What can we learn from comparing SPCC285.10c to other SPRY domain-containing proteins in S. pombe?

Comparative analysis of SPCC285.10c with other SPRY domain-containing proteins in S. pombe can reveal functional specialization and redundancy:

Comparative genomic approaches:

• Phylogenetic analysis of all SPRY domain proteins in the S. pombe genome

• Analysis of gene expression patterns across different conditions and developmental stages

• Systematic deletion of multiple SPRY domain genes to identify synthetic phenotypes

Functional comparison:

• Localization studies to determine subcellular distribution patterns

• Interactome mapping to identify shared versus specific interaction partners

• Phenotypic profiling under various stress conditions to identify condition-specific roles

This comparative approach would help distinguish between SPRY domain functions that are protein-specific versus those that represent core functionalities of the domain itself.

What emerging technologies could advance our understanding of SPCC285.10c function?

Several cutting-edge technologies hold promise for elucidating SPCC285.10c function:

CRISPR screening approaches:

• Base editing for introducing point mutations in conserved SPRY domain residues

• CRISPRi/CRISPRa for modulating expression levels without complete deletion

• CRISPR-based tagging at endogenous loci for live-cell imaging

Single-cell technologies:

• Single-cell RNA-seq to detect cell-to-cell variation in SPCC285.10c expression

• Single-molecule imaging to track SPCC285.10c dynamics in living cells

• Mass cytometry for correlating SPCC285.10c levels with cellular phenotypes

Structural biology advances:

• AlphaFold2 and related AI approaches for structure prediction

• Integrative structural biology combining multiple experimental datasets

• Hydrogen-deuterium exchange mass spectrometry to map protein-protein interaction surfaces

Spatial transcriptomics and proteomics:

• Methods to correlate SPCC285.10c localization with local translation or protein complexes

• Proximity labeling approaches to map the spatial organization of SPCC285.10c and its partners

What are the critical unanswered questions regarding SPCC285.10c that warrant investigation?

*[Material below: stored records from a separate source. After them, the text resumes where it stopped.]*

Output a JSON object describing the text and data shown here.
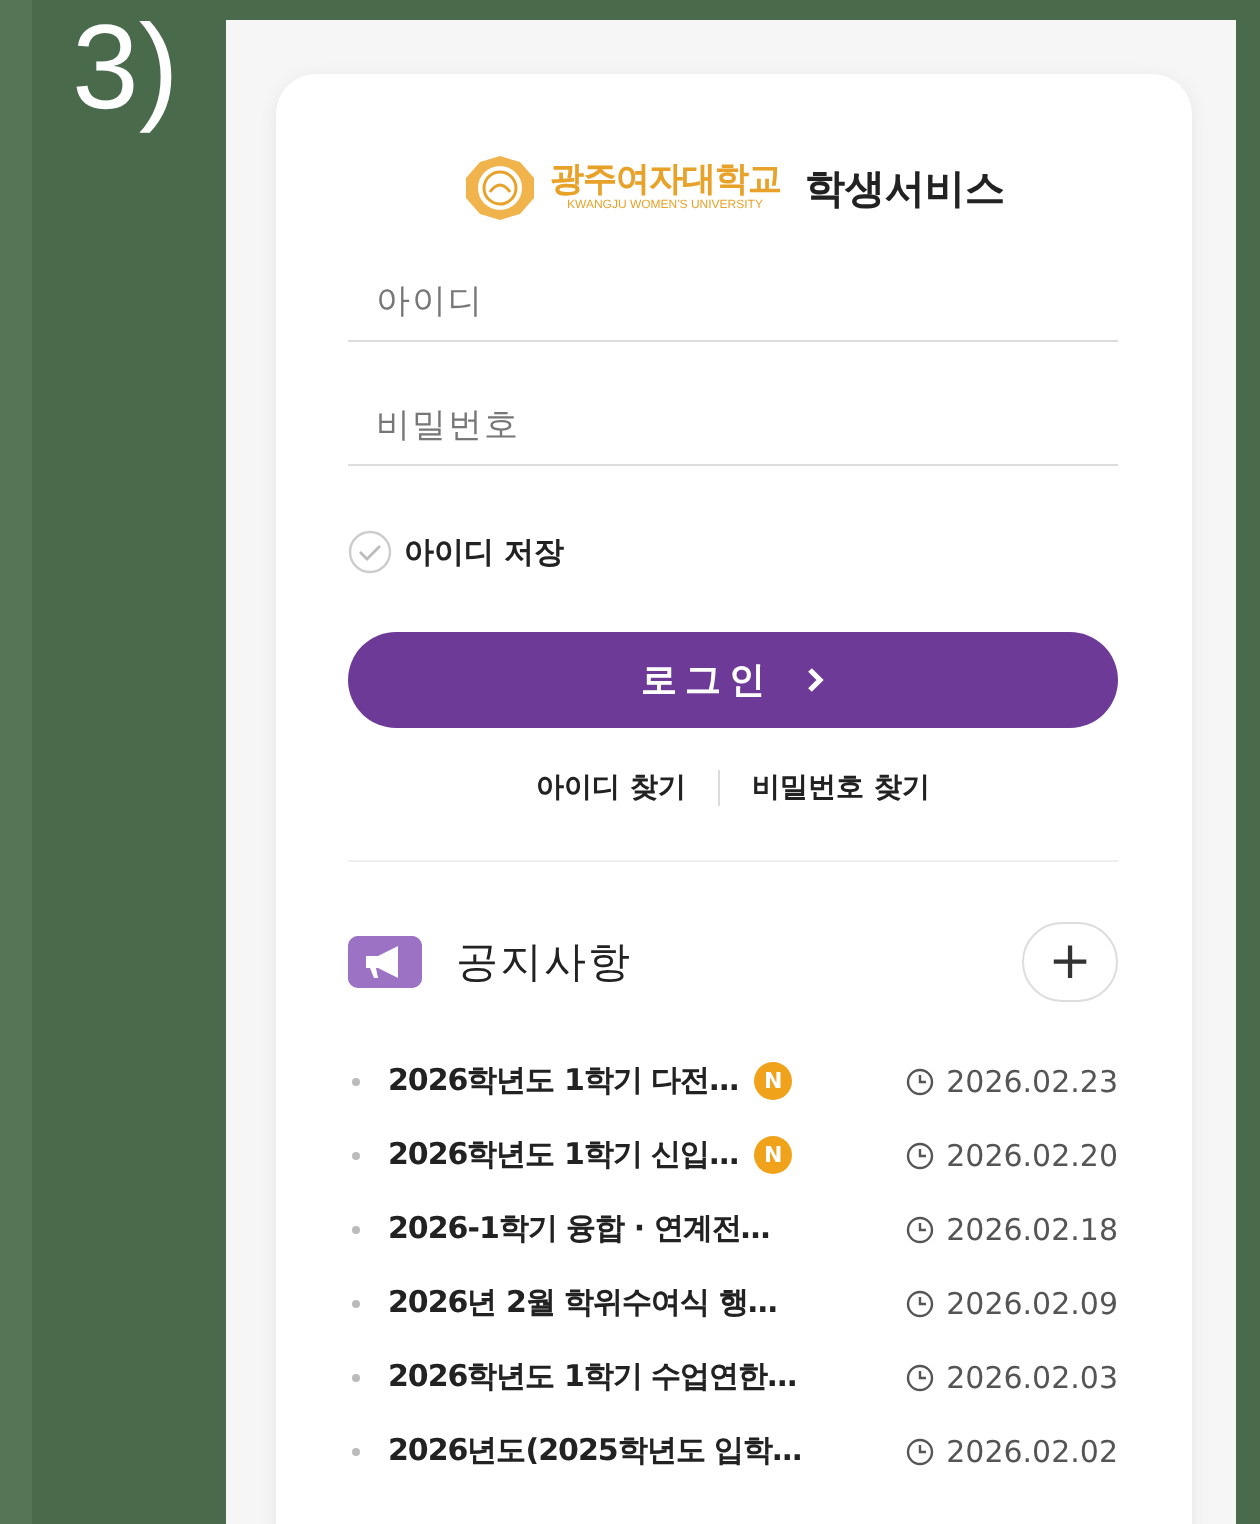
{
  "step_label": "3)",
  "logo": {
    "name": "광주여자대학교",
    "name_en": "KWANGJU WOMEN'S UNIVERSITY"
  },
  "service_title": "학생서비스",
  "id_field": {
    "placeholder": "아이디"
  },
  "password_field": {
    "placeholder": "비밀번호"
  },
  "remember_id": {
    "label": "아이디 저장",
    "checked": false
  },
  "login_button": {
    "label": "로그인"
  },
  "links": [
    "아이디 찾기",
    "비밀번호 찾기"
  ],
  "notices": {
    "title": "공지사항",
    "more_button": "+",
    "items": [
      {
        "title": "2026학년도 1학기 다전…",
        "badge": "N",
        "date": "2026.02.23"
      },
      {
        "title": "2026학년도 1학기 신입…",
        "badge": "N",
        "date": "2026.02.20"
      },
      {
        "title": "2026-1학기 융합 · 연계전…",
        "date": "2026.02.18"
      },
      {
        "title": "2026년 2월 학위수여식 행…",
        "date": "2026.02.09"
      },
      {
        "title": "2026학년도 1학기 수업연한…",
        "date": "2026.02.03"
      },
      {
        "title": "2026년도(2025학년도 입학…",
        "date": "2026.02.02"
      }
    ]
  }
}
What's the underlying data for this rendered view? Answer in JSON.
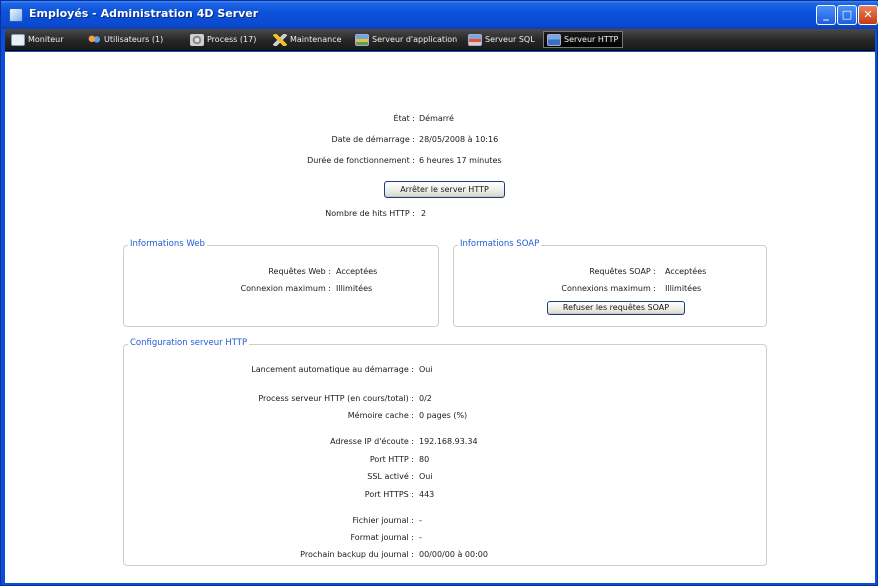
{
  "window": {
    "title": "Employés - Administration 4D Server",
    "controls": {
      "minimize": "_",
      "maximize": "□",
      "close": "✕"
    }
  },
  "toolbar": {
    "tabs": [
      {
        "label": "Moniteur",
        "icon": "monitor-icon"
      },
      {
        "label": "Utilisateurs (1)",
        "icon": "users-icon"
      },
      {
        "label": "Process (17)",
        "icon": "process-gear-icon"
      },
      {
        "label": "Maintenance",
        "icon": "maintenance-tools-icon"
      },
      {
        "label": "Serveur d'application",
        "icon": "application-server-icon"
      },
      {
        "label": "Serveur SQL",
        "icon": "sql-server-icon"
      },
      {
        "label": "Serveur HTTP",
        "icon": "http-server-icon",
        "active": true
      }
    ]
  },
  "status": {
    "etat_label": "État :",
    "etat_value": "Démarré",
    "start_label": "Date de démarrage :",
    "start_value": "28/05/2008 à 10:16",
    "uptime_label": "Durée de fonctionnement :",
    "uptime_value": "6 heures 17 minutes",
    "stop_button": "Arrêter le server HTTP",
    "hits_label": "Nombre de hits HTTP :",
    "hits_value": "2"
  },
  "web_info": {
    "title": "Informations Web",
    "requests_label": "Requêtes Web :",
    "requests_value": "Acceptées",
    "max_conn_label": "Connexion maximum :",
    "max_conn_value": "Illimitées"
  },
  "soap_info": {
    "title": "Informations SOAP",
    "requests_label": "Requêtes SOAP :",
    "requests_value": "Acceptées",
    "max_conn_label": "Connexions maximum :",
    "max_conn_value": "Illimitées",
    "refuse_button": "Refuser les requêtes SOAP"
  },
  "config": {
    "title": "Configuration serveur HTTP",
    "autostart_label": "Lancement automatique au démarrage :",
    "autostart_value": "Oui",
    "processes_label": "Process serveur HTTP (en cours/total) :",
    "processes_value": "0/2",
    "cache_label": "Mémoire cache :",
    "cache_value": "0 pages (%)",
    "ip_label": "Adresse IP d'écoute :",
    "ip_value": "192.168.93.34",
    "http_port_label": "Port HTTP :",
    "http_port_value": "80",
    "ssl_label": "SSL activé :",
    "ssl_value": "Oui",
    "https_port_label": "Port HTTPS :",
    "https_port_value": "443",
    "log_file_label": "Fichier journal :",
    "log_file_value": "-",
    "log_format_label": "Format journal :",
    "log_format_value": "-",
    "next_backup_label": "Prochain backup du journal :",
    "next_backup_value": "00/00/00 à 00:00"
  }
}
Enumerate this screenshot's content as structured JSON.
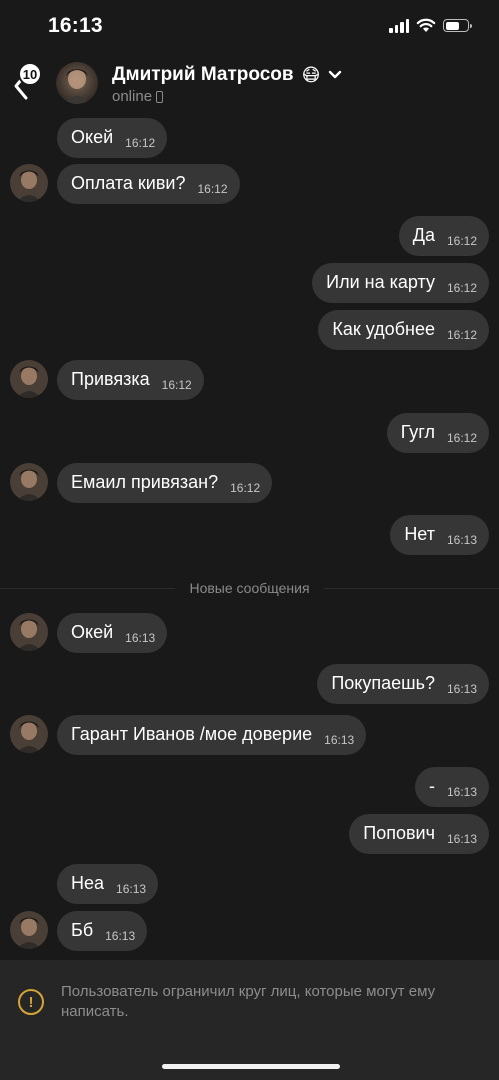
{
  "status_bar": {
    "time": "16:13",
    "battery_level": 0.62
  },
  "header": {
    "back_badge": "10",
    "name": "Дмитрий Матросов",
    "name_emoji": "😷",
    "status": "online"
  },
  "messages": [
    {
      "dir": "in",
      "text": "Окей",
      "time": "16:12",
      "avatar": false
    },
    {
      "dir": "in",
      "text": "Оплата киви?",
      "time": "16:12",
      "avatar": true
    },
    {
      "dir": "out",
      "text": "Да",
      "time": "16:12"
    },
    {
      "dir": "out",
      "text": "Или на карту",
      "time": "16:12"
    },
    {
      "dir": "out",
      "text": "Как удобнее",
      "time": "16:12"
    },
    {
      "dir": "in",
      "text": "Привязка",
      "time": "16:12",
      "avatar": true
    },
    {
      "dir": "out",
      "text": "Гугл",
      "time": "16:12"
    },
    {
      "dir": "in",
      "text": "Емаил привязан?",
      "time": "16:12",
      "avatar": true
    },
    {
      "dir": "out",
      "text": "Нет",
      "time": "16:13"
    },
    {
      "dir": "in",
      "text": "Окей",
      "time": "16:13",
      "avatar": true
    },
    {
      "dir": "out",
      "text": "Покупаешь?",
      "time": "16:13"
    },
    {
      "dir": "in",
      "text": "Гарант Иванов /мое доверие",
      "time": "16:13",
      "avatar": true
    },
    {
      "dir": "out",
      "text": "-",
      "time": "16:13"
    },
    {
      "dir": "out",
      "text": "Попович",
      "time": "16:13"
    },
    {
      "dir": "in",
      "text": "Неа",
      "time": "16:13",
      "avatar": false
    },
    {
      "dir": "in",
      "text": "Бб",
      "time": "16:13",
      "avatar": true
    }
  ],
  "new_messages_divider": "Новые сообщения",
  "restriction": {
    "icon": "warning-icon",
    "text": "Пользователь ограничил круг лиц, которые могут ему написать."
  },
  "colors": {
    "background": "#191919",
    "bubble": "#363636",
    "warning": "#d4a437"
  }
}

Despite the information available, several fundamental questions about SPCC285.10c remain unanswered:

• Physiological function: What is the primary biological role of SPCC285.10c in S. pombe, and how does it contribute to cellular fitness?

• Regulation: How is SPCC285.10c expression and activity regulated in response to cellular stimuli or stress conditions?

• Structural determinants of specificity: Which residues within the SPRY domain determine specific protein-protein interactions?

• Evolutionary pressures: What selective pressures have maintained SPCC285.10c in the S. pombe genome throughout evolution?

• Integration into cellular networks: How does SPCC285.10c fit into broader protein interaction networks and signaling pathways?

• Potential as a model: Can SPCC285.10c serve as a simplified model for understanding more complex SPRY domain functions in multicellular organisms?

Addressing these questions will require integrative approaches combining genetics, biochemistry, structural biology, and systems biology perspectives.